A mitochondria-targeting dihydroartemisinin derivative as a reactive oxygen species -based immunogenic cell death inducer

Hong-Yang Zhao; Kun-Heng Li; Dan-Dan Wang; Zhi-Li Zhang; Zi-Jian Xu; Ming-Hui Qi; Shi-Wen Huang

doi:10.1016/j.isci.2023.108702

A mitochondria-targeting dihydroartemisinin derivative as a reactive oxygen species -based immunogenic cell death inducer

iScience. 2023 Dec 9;27(1):108702. doi: 10.1016/j.isci.2023.108702. eCollection 2024 Jan 19.

Authors

Hong-Yang Zhao¹, Kun-Heng Li¹, Dan-Dan Wang¹, Zhi-Li Zhang¹, Zi-Jian Xu¹, Ming-Hui Qi¹, Shi-Wen Huang¹

Affiliation

¹ Key Laboratory of Biomedical Polymers of Ministry of Education, Department of Chemistry, Wuhan University, Wuhan 430072, People's Republic of China.

Abstract

Immunogenic cell death (ICD) can activate the anticancer immune response and its occurrence requires high reliance on oxidative stress. Inducing mitochondrial reactive oxygen species (ROS) is a desirable capability for ICD inducers. However, in the category of ICD-associated drugs, numerous reported ICD inducers are a series of anthracyclines and weak in ICD induction. Herein, a mitochondria-targeting dihydroartemisinin derivative (T-D) was synthesized by conjugating triphenylphosphonium (TPP) to dihydroartemisinin (DHA).
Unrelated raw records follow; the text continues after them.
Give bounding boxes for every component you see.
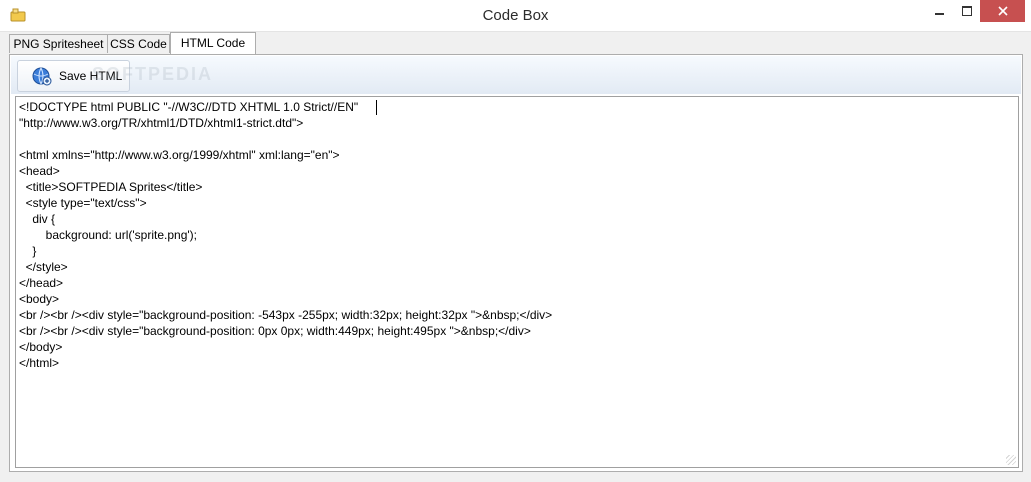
close-button[interactable] — [980, 0, 1025, 22]
code-line: <head> — [19, 164, 60, 178]
minimize-icon — [935, 13, 944, 15]
maximize-icon — [961, 6, 972, 16]
code-line: <!DOCTYPE html PUBLIC "-//W3C//DTD XHTML… — [19, 100, 359, 114]
code-line: <br /><br /><div style="background-posit… — [19, 308, 553, 322]
maximize-button[interactable] — [953, 0, 980, 22]
toolbar: Save HTML SOFTPEDIA — [11, 56, 1021, 94]
code-line: </head> — [19, 276, 64, 290]
code-line: "http://www.w3.org/TR/xhtml1/DTD/xhtml1-… — [19, 116, 304, 130]
code-line: </style> — [19, 260, 68, 274]
code-line: div { — [19, 212, 56, 226]
code-box-window: Code Box PNG Spritesheet CSS Code HTML C… — [0, 0, 1031, 482]
code-line: <title>SOFTPEDIA Sprites</title> — [19, 180, 203, 194]
softpedia-watermark: SOFTPEDIA — [92, 64, 214, 84]
code-line: <style type="text/css"> — [19, 196, 147, 210]
text-caret — [376, 100, 377, 115]
close-icon — [997, 6, 1008, 16]
tab-html-code[interactable]: HTML Code — [170, 32, 256, 55]
code-line: </body> — [19, 340, 63, 354]
html-code-editor[interactable]: <!DOCTYPE html PUBLIC "-//W3C//DTD XHTML… — [15, 96, 1019, 468]
title-bar[interactable]: Code Box — [0, 0, 1031, 32]
code-line: } — [19, 244, 37, 258]
code-line: <br /><br /><div style="background-posit… — [19, 324, 531, 338]
code-line: </html> — [19, 356, 60, 370]
code-line: background: url('sprite.png'); — [19, 228, 197, 242]
code-line: <html xmlns="http://www.w3.org/1999/xhtm… — [19, 148, 340, 162]
code-line: <body> — [19, 292, 60, 306]
tab-png-spritesheet[interactable]: PNG Spritesheet — [9, 34, 108, 53]
resize-grip[interactable] — [1006, 455, 1016, 465]
tab-css-code[interactable]: CSS Code — [107, 34, 170, 53]
code-text[interactable]: <!DOCTYPE html PUBLIC "-//W3C//DTD XHTML… — [19, 99, 552, 371]
html-code-panel: Save HTML SOFTPEDIA <!DOCTYPE html PUBLI… — [9, 54, 1023, 472]
window-title: Code Box — [482, 7, 549, 24]
globe-save-icon — [32, 67, 52, 86]
minimize-button[interactable] — [926, 0, 953, 22]
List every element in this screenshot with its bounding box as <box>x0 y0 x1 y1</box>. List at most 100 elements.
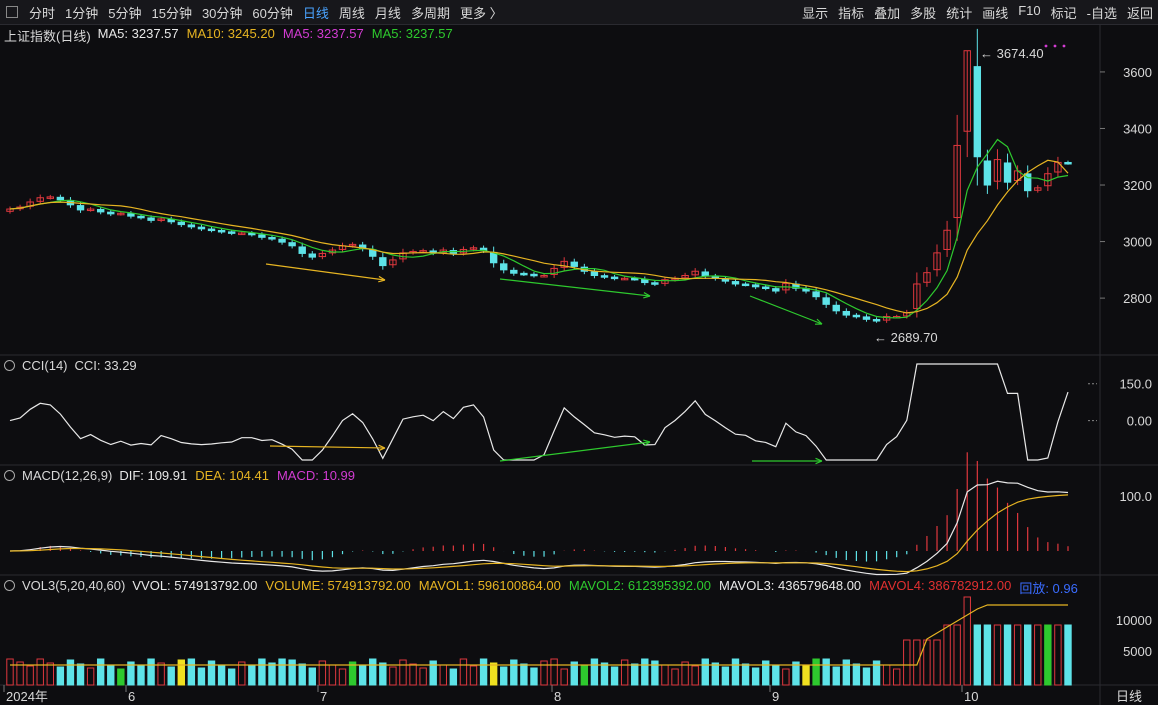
period-tab-5[interactable]: 60分钟 <box>247 3 297 22</box>
candle-body <box>127 213 135 217</box>
toolbar-action-1[interactable]: 指标 <box>833 3 869 22</box>
trend-arrow-3 <box>749 295 823 325</box>
candle-body <box>610 276 619 280</box>
window-icon[interactable] <box>6 6 18 18</box>
volume-bar <box>933 639 941 686</box>
cci-pane-header: CCI(14) CCI: 33.29 <box>4 358 137 373</box>
cci-title: CCI(14) <box>22 358 68 373</box>
volume-bar <box>469 665 478 686</box>
candle-body <box>510 269 518 274</box>
volume-bar <box>610 666 619 686</box>
macd-tick-0: 100.0 <box>1119 489 1152 504</box>
x-label-2: 7 <box>320 689 327 704</box>
volume-bar <box>580 665 589 686</box>
vol-vals-item-0: VVOL: 574913792.00 <box>132 578 258 593</box>
volume-bar <box>721 666 730 686</box>
toolbar-action-3[interactable]: 多股 <box>905 3 941 22</box>
candle-body <box>217 229 226 233</box>
cci-arrow-2 <box>499 441 651 462</box>
volume-bar <box>86 667 95 686</box>
macd-pane-header: MACD(12,26,9) DIF: 109.91 DEA: 104.41 MACD… <box>4 468 355 483</box>
volume-bar <box>409 663 417 686</box>
volume-bar <box>358 665 367 686</box>
vol-title: VOL3(5,20,40,60) <box>22 578 126 593</box>
candle-body <box>107 211 115 215</box>
period-tabs: 分时 1分钟 5分钟 15分钟 30分钟 60分钟 日线 周线 月线 多周期 更多 〉 <box>24 3 508 22</box>
toolbar-action-5[interactable]: 画线 <box>977 3 1013 22</box>
candle-body <box>812 291 820 298</box>
toolbar-action-6[interactable]: F10 <box>1013 3 1045 22</box>
period-tab-0[interactable]: 分时 <box>24 3 60 22</box>
volume-bar <box>96 658 105 686</box>
volume-bar <box>278 658 286 686</box>
period-tab-7[interactable]: 周线 <box>334 3 370 22</box>
main-inds-item-3: MA5: 3237.57 <box>371 26 453 41</box>
macd-vals-item-0: DIF: 109.91 <box>119 468 188 483</box>
volume-bar <box>560 668 568 686</box>
volume-bar <box>1054 624 1062 686</box>
toolbar-action-0[interactable]: 显示 <box>797 3 833 22</box>
toolbar-action-8[interactable]: -自选 <box>1082 3 1122 22</box>
price-tick-1: 3400 <box>1123 121 1152 136</box>
cci-tick-0: 150.0 <box>1119 377 1152 392</box>
candle-body <box>308 253 316 258</box>
candle-body <box>137 215 145 219</box>
x-period-label: 日线 <box>1116 689 1142 704</box>
volume-bar <box>66 659 75 686</box>
period-tab-4[interactable]: 30分钟 <box>197 3 247 22</box>
volume-bar <box>479 658 488 686</box>
volume-bar <box>147 658 155 686</box>
toolbar-action-7[interactable]: 标记 <box>1046 3 1082 22</box>
settings-circle-icon[interactable] <box>4 580 15 591</box>
volume-bar <box>489 662 498 686</box>
volume-bar <box>510 659 518 686</box>
settings-circle-icon[interactable] <box>4 360 15 371</box>
toolbar-action-2[interactable]: 叠加 <box>869 3 905 22</box>
volume-bar <box>46 662 55 686</box>
period-tab-8[interactable]: 月线 <box>370 3 406 22</box>
volume-bar <box>862 667 871 686</box>
volume-bar <box>248 665 256 686</box>
volume-bar <box>520 663 528 686</box>
candle-body <box>842 310 851 316</box>
candle-body <box>500 263 508 271</box>
volume-bar <box>772 664 780 686</box>
volume-bar <box>6 658 14 686</box>
vol-vals-item-6: 回放: 0.96 <box>1019 581 1078 596</box>
toolbar-action-4[interactable]: 统计 <box>941 3 977 22</box>
volume-bar <box>298 663 306 686</box>
candle-body <box>207 228 216 232</box>
volume-bar <box>812 658 820 686</box>
volume-bar <box>983 624 992 686</box>
cci-tick-1: 0.00 <box>1127 414 1152 429</box>
volume-bar <box>328 664 337 686</box>
macd-vals-item-2: MACD: 10.99 <box>276 468 356 483</box>
vol-vals-item-1: VOLUME: 574913792.00 <box>265 578 411 593</box>
candle-body <box>701 271 709 277</box>
period-tab-2[interactable]: 5分钟 <box>103 3 146 22</box>
volume-bar <box>197 667 206 686</box>
volume-bar <box>459 658 468 686</box>
volume-bar <box>26 665 34 686</box>
volume-bar <box>993 624 1002 686</box>
candle-body <box>762 286 770 290</box>
candle-body <box>741 283 750 287</box>
volume-bar <box>822 658 830 686</box>
volume-bar <box>973 624 982 686</box>
ma10-line <box>9 159 1069 314</box>
stock-chart[interactable]: 3600 3400 3200 3000 2800 150.0 0.00 100.0 10000 5… <box>0 24 1158 705</box>
period-tab-10[interactable]: 更多 〉 <box>455 3 508 22</box>
volume-bar <box>671 668 679 686</box>
period-tab-1[interactable]: 1分钟 <box>60 3 103 22</box>
main-inds-item-2: MA5: 3237.57 <box>282 26 364 41</box>
candle-body <box>288 242 296 247</box>
volume-bar <box>620 659 629 686</box>
settings-circle-icon[interactable] <box>4 470 15 481</box>
toolbar-action-9[interactable]: 返回 <box>1122 3 1158 22</box>
dif-line <box>9 480 1069 576</box>
x-label-5: 10 <box>964 689 978 704</box>
candle-body <box>96 208 105 213</box>
period-tab-6[interactable]: 日线 <box>298 3 334 22</box>
period-tab-3[interactable]: 15分钟 <box>146 3 196 22</box>
period-tab-9[interactable]: 多周期 <box>406 3 455 22</box>
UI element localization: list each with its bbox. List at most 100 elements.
T-D can selectively accumulate in mitochondria to trigger ROS generation, leading to the loss of mitochondrial membrane potential (ΔΨ_m) and ER stress. Notably, T-D exhibits far more potent ICD-inducing properties than its parent compound. In vivo, T-D-treated breast cancer cell vaccine inhibits metastasis to the lungs and tumor growth. These results indicate that T-D is an excellent ROS-based ICD inducer with the specific function of trigging vigorous ROS in mitochondria and sets an example for incorporating artemisinin-based drugs into the ICD field.

Keywords: Cell biology; Immunology; Medical biochemistry.